A 2014 review, for example, noted that consumption of an oral cannabis extract (such as Rick Simpson Oil) appears effective for reducing muscle spasticity and associated pain in patients living with MS. However, the same review found that cannabis appears ineffective for reducing bladder control issues that some with MS experience. The conclusion: Cannabis isn't a panacea, but can alleviate certain troubling and life-interrupting symptoms associated with MS.

Similarly, a 2009 review of six studies found that there was a pattern of reduced spasticity in patients who self-reported results after consuming cannabis. Particularly, the review notes, extracts containing both THC and CBD appeared most effective. Across these studies, patients largely reported an improvement in symptoms post-treatment, as well.

The clinical usefulness suggested by the researchers involves managing the symptoms associated with MS, which should not be misconstrued as a treatment plan for MS. Always discuss with your doctor whether consuming cannabis as part of your routine is right for you.
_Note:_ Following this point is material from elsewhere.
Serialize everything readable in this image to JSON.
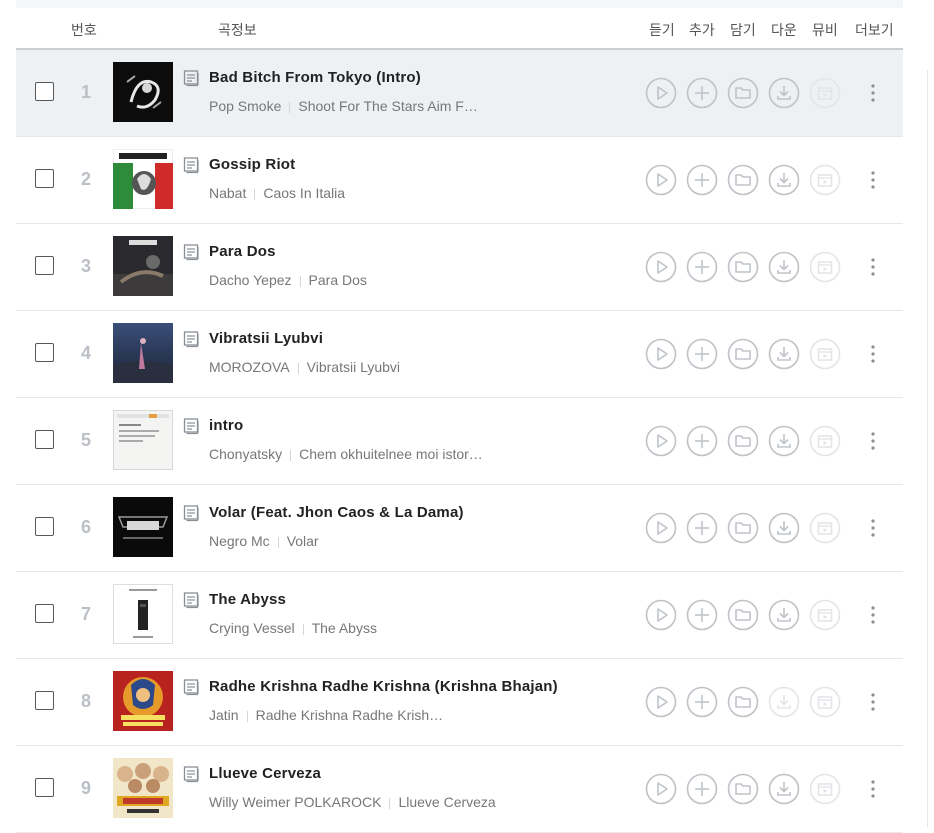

Cannabis to manage neuropathy-induced MS

Other research offers insight into how cannabis might also apply to people living with MS. Some of these studies do not focus specifically on MS, but instead hone in on neuropathic pain, which is experienced by 25% of MS patients. For example, one 2018 research review stated that "the evidence appears to support the safety and efficacy of short-term, low-dose cannabis vaporization and oral mucosal delivery for treatment of neuropathic pain." Indeed, there is a litany of scientific evidence for cannabis's potential to alleviate neuropathic pain.
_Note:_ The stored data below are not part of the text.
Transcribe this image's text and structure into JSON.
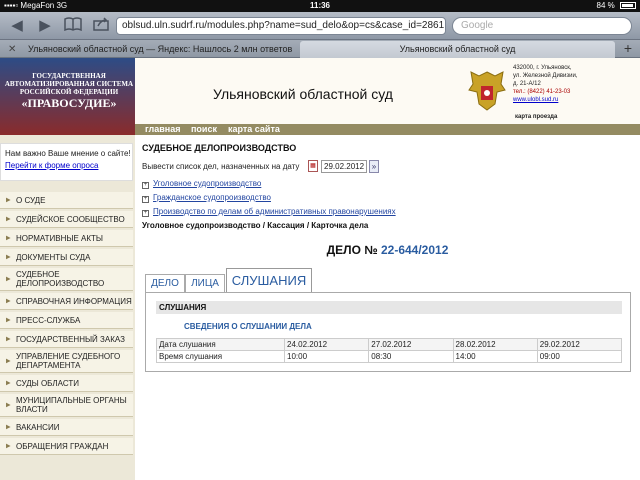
{
  "status_bar": {
    "carrier": "MegaFon",
    "network": "3G",
    "time": "11:36",
    "battery": "84 %"
  },
  "browser": {
    "url": "oblsud.uln.sudrf.ru/modules.php?name=sud_delo&op=cs&case_id=2861",
    "search_placeholder": "Google",
    "tabs": [
      {
        "title": "Ульяновский областной суд — Яндекс: Нашлось 2 млн ответов"
      },
      {
        "title": "Ульяновский областной суд"
      }
    ],
    "tab_add": "+"
  },
  "site": {
    "banner": {
      "line1": "ГОСУДАРСТВЕННАЯ",
      "line2": "АВТОМАТИЗИРОВАННАЯ СИСТЕМА",
      "line3": "РОССИЙСКОЙ ФЕДЕРАЦИИ",
      "line4": "«ПРАВОСУДИЕ»"
    },
    "court_name": "Ульяновский областной суд",
    "address": [
      "432000, г. Ульяновск,",
      "ул. Железной Дивизии,",
      "д. 21-А/12"
    ],
    "phone": "тел.: (8422) 41-23-03",
    "email": "www.ulobl.sud.ru",
    "map_link": "карта проезда",
    "nav": [
      "главная",
      "поиск",
      "карта сайта"
    ]
  },
  "sidebar": {
    "opinion_text": "Нам важно Ваше мнение о сайте!",
    "opinion_link": "Перейти к форме опроса",
    "menu": [
      "О СУДЕ",
      "СУДЕЙСКОЕ СООБЩЕСТВО",
      "НОРМАТИВНЫЕ АКТЫ",
      "ДОКУМЕНТЫ СУДА",
      "СУДЕБНОЕ ДЕЛОПРОИЗВОДСТВО",
      "СПРАВОЧНАЯ ИНФОРМАЦИЯ",
      "ПРЕСС-СЛУЖБА",
      "ГОСУДАРСТВЕННЫЙ ЗАКАЗ",
      "УПРАВЛЕНИЕ СУДЕБНОГО ДЕПАРТАМЕНТА",
      "СУДЫ ОБЛАСТИ",
      "МУНИЦИПАЛЬНЫЕ ОРГАНЫ ВЛАСТИ",
      "ВАКАНСИИ",
      "ОБРАЩЕНИЯ ГРАЖДАН"
    ]
  },
  "main": {
    "section_title": "СУДЕБНОЕ ДЕЛОПРОИЗВОДСТВО",
    "filter_label": "Вывести список дел, назначенных на дату",
    "filter_date": "29.02.2012",
    "go_button": "»",
    "categories": [
      "Уголовное судопроизводство",
      "Гражданское судопроизводство",
      "Производство по делам об административных правонарушениях"
    ],
    "breadcrumb": "Уголовное судопроизводство / Кассация / Карточка дела",
    "case_prefix": "ДЕЛО №",
    "case_number": "22-644/2012",
    "tabs": [
      "ДЕЛО",
      "ЛИЦА",
      "СЛУШАНИЯ"
    ],
    "panel_title": "СЛУШАНИЯ",
    "panel_subtitle": "СВЕДЕНИЯ О СЛУШАНИИ ДЕЛА",
    "hearings": {
      "date_label": "Дата слушания",
      "time_label": "Время слушания",
      "dates": [
        "24.02.2012",
        "27.02.2012",
        "28.02.2012",
        "29.02.2012"
      ],
      "times": [
        "10:00",
        "08:30",
        "14:00",
        "09:00"
      ]
    }
  }
}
Patients living with MS often experience neuropathic pain as the immune system continues to attack the myelin coating nerve cells. So, while this research was not conducted with MS in mind, it remains relevant to people living with MS. 


Cannabis to help with Insomnia

Similarly, there is some evidence that when consumed in low doses, cannabis could help promote sleep. Nearly 40 million Americans live with insomnia, and many people managing the symptoms of MS are among them. One 2008 study suggests cannabis could act as a sleep aid in lower doses, specifically when consuming balanced products with a roughly 1:1 THC to CBD ratio. Again, while not directly an MS study, the results yielded by this research could help people with MS who are having difficulty sleeping due to their MS symptoms keeping me awake. 


Incorporating Cannabis into your routine

For many cannabis consumers living with MS, the anecdotal evidence is all they need to help manage the MS symptoms that disrupt everyday life. However, it is important to understand the limitations of cannabis products as well, and to speak with your doctor about whether including cannabis in your routine makes sense for you. 

Cannabis may not be a cure for MS, but it still can offer relief from the toughest symptoms associated with the condition. And though symptoms often vary from person to person, the wide variety of cannabis products offers options as unique as each individual. From whole plant extracts like RSO to traditional flower, concentrates, and edibles, cannabis products are varied enough to give patients choice in the way they consume and find relief. Most products contain THC heavy and ratio strain options to further help you tailor your experience to your needs.